Date: 2009-05-10 09:34 am (UTC)
From: (Anonymous)
*So the film is indeed a reboot then, right? It exists in a different reality/universe/continuity from Shatner and Nimoy's Kirk and Spock? (Critics and journalists seem to be confused over whether the film is a prequel or a reboot. I've even come across an item in which a journalist describes the film as both a prequel AND a reboot. Well, it can be either a prequel or reboot. It can't be both.)*

It is, in my opinion, definitely a reboot. There are enough differences between this version and the original that it can only be read that way for me. I think the intention of the filmmakers was to re-write Trek history, mapping this new version onto the old, thus supplanting it. In that they have, mercifully, failed. You can set your old Trek DVD’s on the shelf, that universe is done, this is another place.

It is also however, a prequel.

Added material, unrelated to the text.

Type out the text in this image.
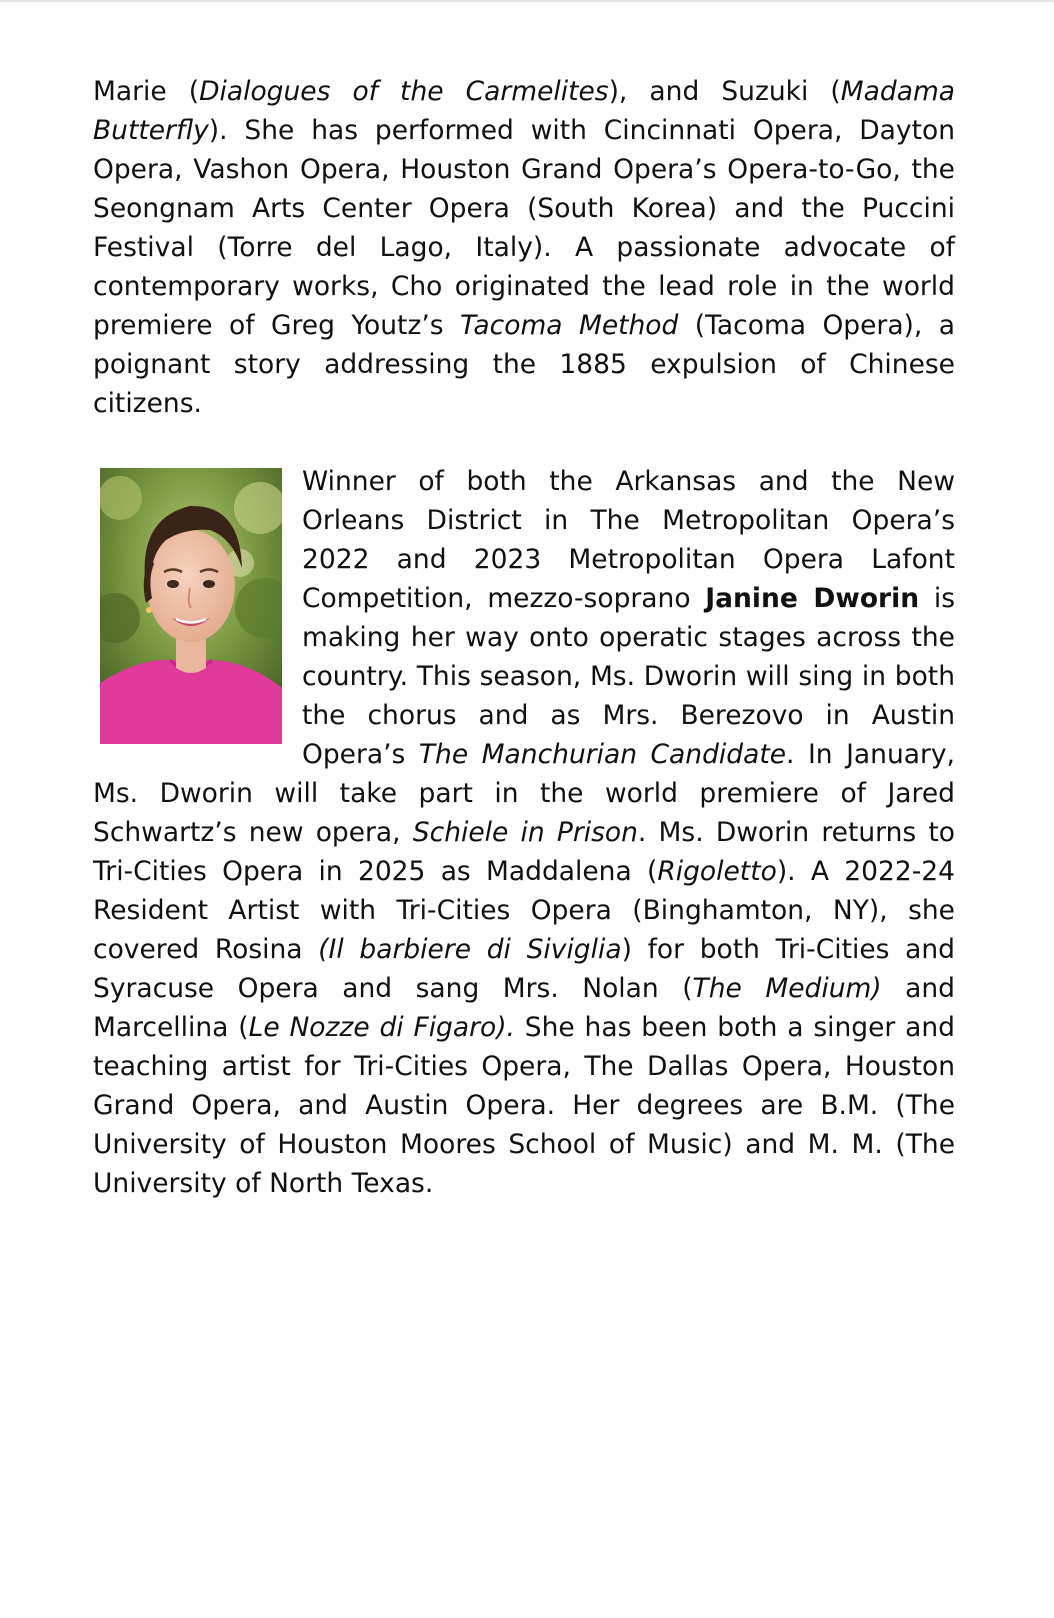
Marie (Dialogues of the Carmelites), and Suzuki (Madama Butterfly). She has performed with Cincinnati Opera, Dayton Opera, Vashon Opera, Houston Grand Opera’s Opera-to-Go, the Seongnam Arts Center Opera (South Korea) and the Puccini Festival (Torre del Lago, Italy). A passionate advocate of contemporary works, Cho originated the lead role in the world premiere of Greg Youtz’s Tacoma Method (Tacoma Opera), a poignant story addressing the 1885 expulsion of Chinese citizens.

Winner of both the Arkansas and the New Orleans District in The Metropolitan Opera’s 2022 and 2023 Metropolitan Opera Lafont Competition, mezzo-soprano Janine Dworin is making her way onto operatic stages across the country. This season, Ms. Dworin will sing in both the chorus and as Mrs. Berezovo in Austin Opera’s The Manchurian Candidate. In January, Ms. Dworin will take part in the world premiere of Jared Schwartz’s new opera, Schiele in Prison. Ms. Dworin returns to Tri-Cities Opera in 2025 as Maddalena (Rigoletto). A 2022-24 Resident Artist with Tri-Cities Opera (Binghamton, NY), she covered Rosina (Il barbiere di Siviglia) for both Tri-Cities and Syracuse Opera and sang Mrs. Nolan (The Medium) and Marcellina (Le Nozze di Figaro). She has been both a singer and teaching artist for Tri-Cities Opera, The Dallas Opera, Houston Grand Opera, and Austin Opera. Her degrees are B.M. (The University of Houston Moores School of Music) and M. M. (The University of North Texas.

Because it is set in these characters early years, showing how they progress ( with baffling speed) from cadets to officers and star ship crew, it can be read as a sort of Star Trek begins as well.



*What was the point of such a change? How hard would it be in this day and age to make an orange/red sky?*

I don't think it was a conscious change. To be fair, I don’t think anyone stood up and said; “I don’t like this orange sky hooey. I want it blue. BLUE! Damn it to hell…” I think they just got it wrong.

*... I really, really want to like this movie.*

I hope that you do. Genuinely!

I do intend seeing it again. I want to try and find a way to get past some of the things that really do bother me, get over myself, and try and develop an appreciation for whats been done here. Because it is a good movie. The cast are uniformly good, to great. The script is, honestly, a little ropey in places, and wouldn’t really hold up to stress testing, but Abrams direction smooths over most of it and keeps the whole thing screaming along with lots of pace and energy. If I wasn’t such a fan of Star Trek, and so trenchent in what I think it is, and how it should be assembled, I would probably have loved it. As it is it waddles and quacks, but for me it just doesn’t have the duck’s soul.